It appears more investors are eyeing dividend stocks ahead of the Federal Reserve’s interest rate decision in September.
Paul Baiocchi of SS&C ALPS Advisors thinks it is a sound strategy because he sees the Fed easing rates.
“Investors are moving back toward dividends out of money markets, out of fixed income, but also importantly toward leveraged companies that might be rewarded by a declining interest rate environment,” the chief ETF strategist told CNBC’s “ETF Edge” this week.
ALPS is the issuer of several dividend exchange-traded funds including the ALPS O’Shares U.S. Quality Dividend ETF (OUSA) and its counterpart, the ALPS O’Shares U.S. Small-Cap Quality Dividend ETF (OUSM).
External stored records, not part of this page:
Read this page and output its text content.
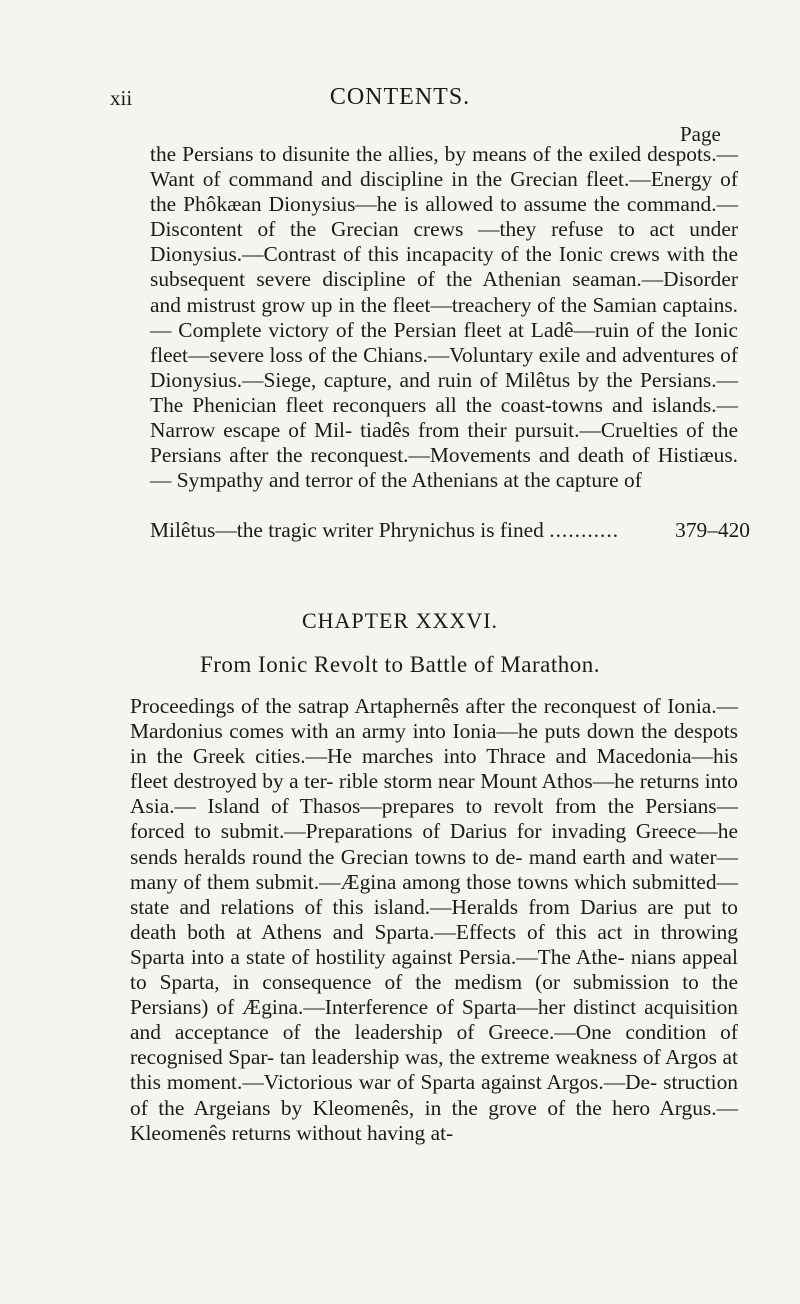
xii	CONTENTS.
Page

the Persians to disunite the allies, by means of the exiled despots.—Want of command and discipline in the Grecian fleet.—Energy of the Phôkæan Dionysius—he is allowed to assume the command.—Discontent of the Grecian crews —they refuse to act under Dionysius.—Contrast of this incapacity of the Ionic crews with the subsequent severe discipline of the Athenian seaman.—Disorder and mistrust grow up in the fleet—treachery of the Samian captains.— Complete victory of the Persian fleet at Ladê—ruin of the Ionic fleet—severe loss of the Chians.—Voluntary exile and adventures of Dionysius.—Siege, capture, and ruin of Milêtus by the Persians.—The Phenician fleet reconquers all the coast-towns and islands.—Narrow escape of Mil- tiadês from their pursuit.—Cruelties of the Persians after the reconquest.—Movements and death of Histiæus.— Sympathy and terror of the Athenians at the capture of

Milêtus—the tragic writer Phrynichus is fined ...........	379–420
CHAPTER XXXVI.
From Ionic Revolt to Battle of Marathon.

Proceedings of the satrap Artaphernês after the reconquest of Ionia.—Mardonius comes with an army into Ionia—he puts down the despots in the Greek cities.—He marches into Thrace and Macedonia—his fleet destroyed by a ter- rible storm near Mount Athos—he returns into Asia.— Island of Thasos—prepares to revolt from the Persians— forced to submit.—Preparations of Darius for invading Greece—he sends heralds round the Grecian towns to de- mand earth and water—many of them submit.—Ægina among those towns which submitted—state and relations of this island.—Heralds from Darius are put to death both at Athens and Sparta.—Effects of this act in throwing Sparta into a state of hostility against Persia.—The Athe- nians appeal to Sparta, in consequence of the medism (or submission to the Persians) of Ægina.—Interference of Sparta—her distinct acquisition and acceptance of the leadership of Greece.—One condition of recognised Spar- tan leadership was, the extreme weakness of Argos at this moment.—Victorious war of Sparta against Argos.—De- struction of the Argeians by Kleomenês, in the grove of the hero Argus.—Kleomenês returns without having at-
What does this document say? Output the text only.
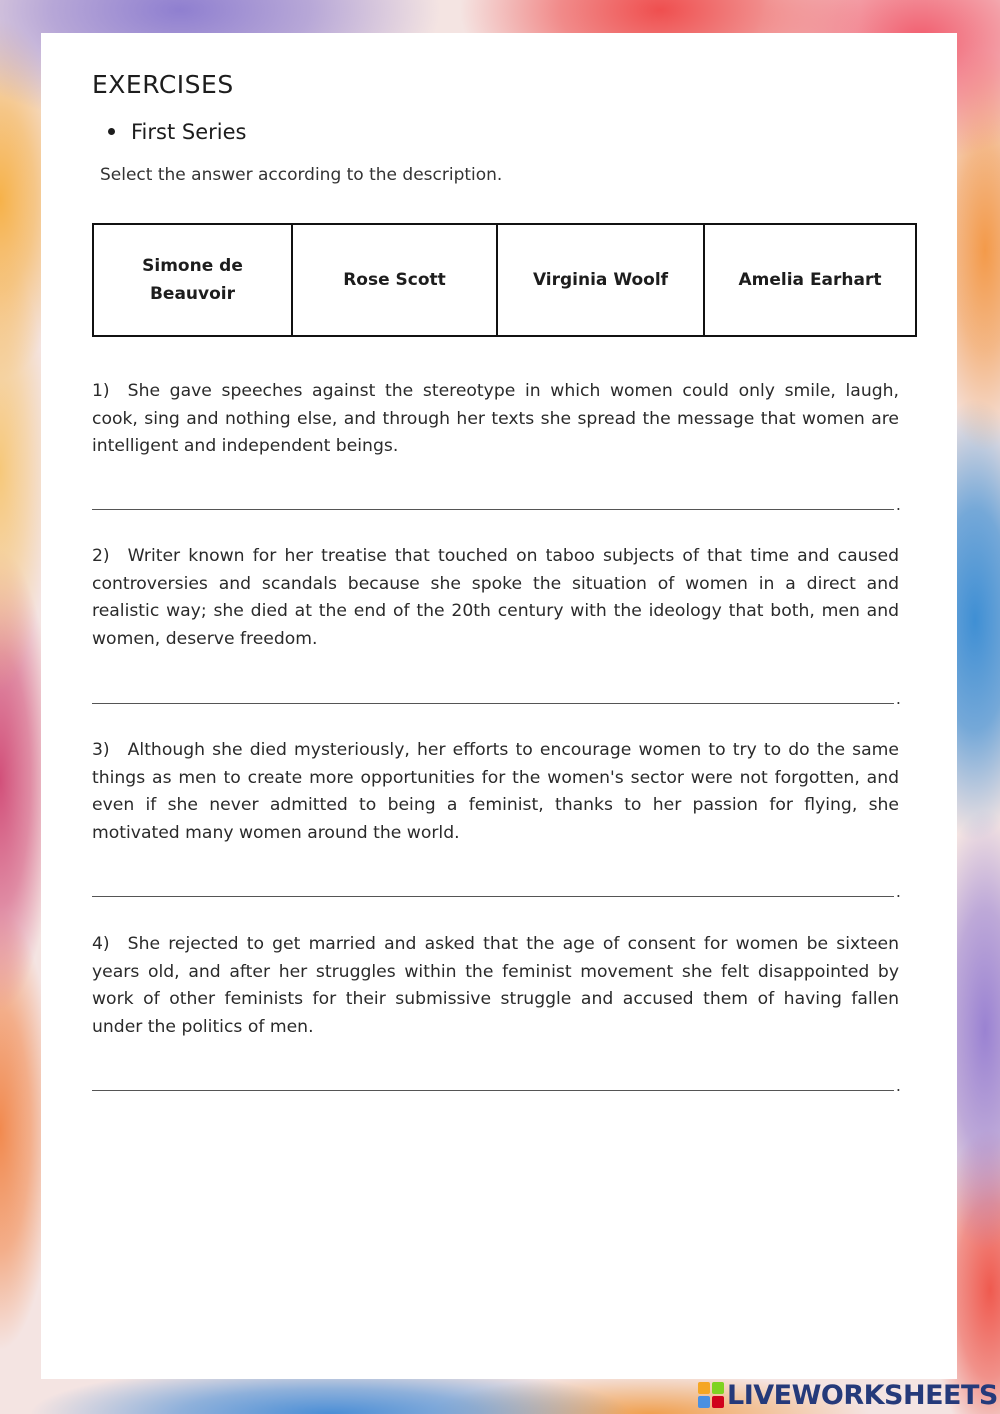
EXERCISES
First Series
Select the answer according to the description.
Simone de Beauvoir
Rose Scott	Virginia Woolf	Amelia Earhart

1) She gave speeches against the stereotype in which women could only smile, laugh, cook, sing and nothing else, and through her texts she spread the message that women are intelligent and independent beings.

.

2) Writer known for her treatise that touched on taboo subjects of that time and caused controversies and scandals because she spoke the situation of women in a direct and realistic way; she died at the end of the 20th century with the ideology that both, men and women, deserve freedom.

.

3) Although she died mysteriously, her efforts to encourage women to try to do the same things as men to create more opportunities for the women's sector were not forgotten, and even if she never admitted to being a feminist, thanks to her passion for flying, she motivated many women around the world.

.

4) She rejected to get married and asked that the age of consent for women be sixteen years old, and after her struggles within the feminist movement she felt disappointed by work of other feminists for their submissive struggle and accused them of having fallen under the politics of men.

.
LIVEWORKSHEETS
Relative to the S&P 500, both dividend ETFs are overweight health care, financials and industrials, according to Baiocchi. The ETFs exclude energy, real estate and materials. He refers to the groups as three of the most unstable sectors in the market.
“Not only do you have price volatility, but you have fundamental volatility in those sectors,” Baiocchi said.
He explains this volatility would undermine the goal of the OUSA and OUSM, which is to provide drawdown avoidance.
“You’re looking for dividends as part of the methodology, but you’re looking at dividends that are durable, dividends that have been growing, that are well supported by fundamentals,” Baiocchi said.
Mike Akins, ETF Action’s founding partner, views OUSA and OUSM as defensive strategies because the stocks generally have clean balance sheets.
He also notes the dividend category in ETFs has been surging in popularity.
“I don’t have the crystal ball that explains why dividends are so in vogue,” Akins said. “I think people look at it as if you’re paying a dividend, and you have for years, there is a sense to viability to that company’s balance sheet.”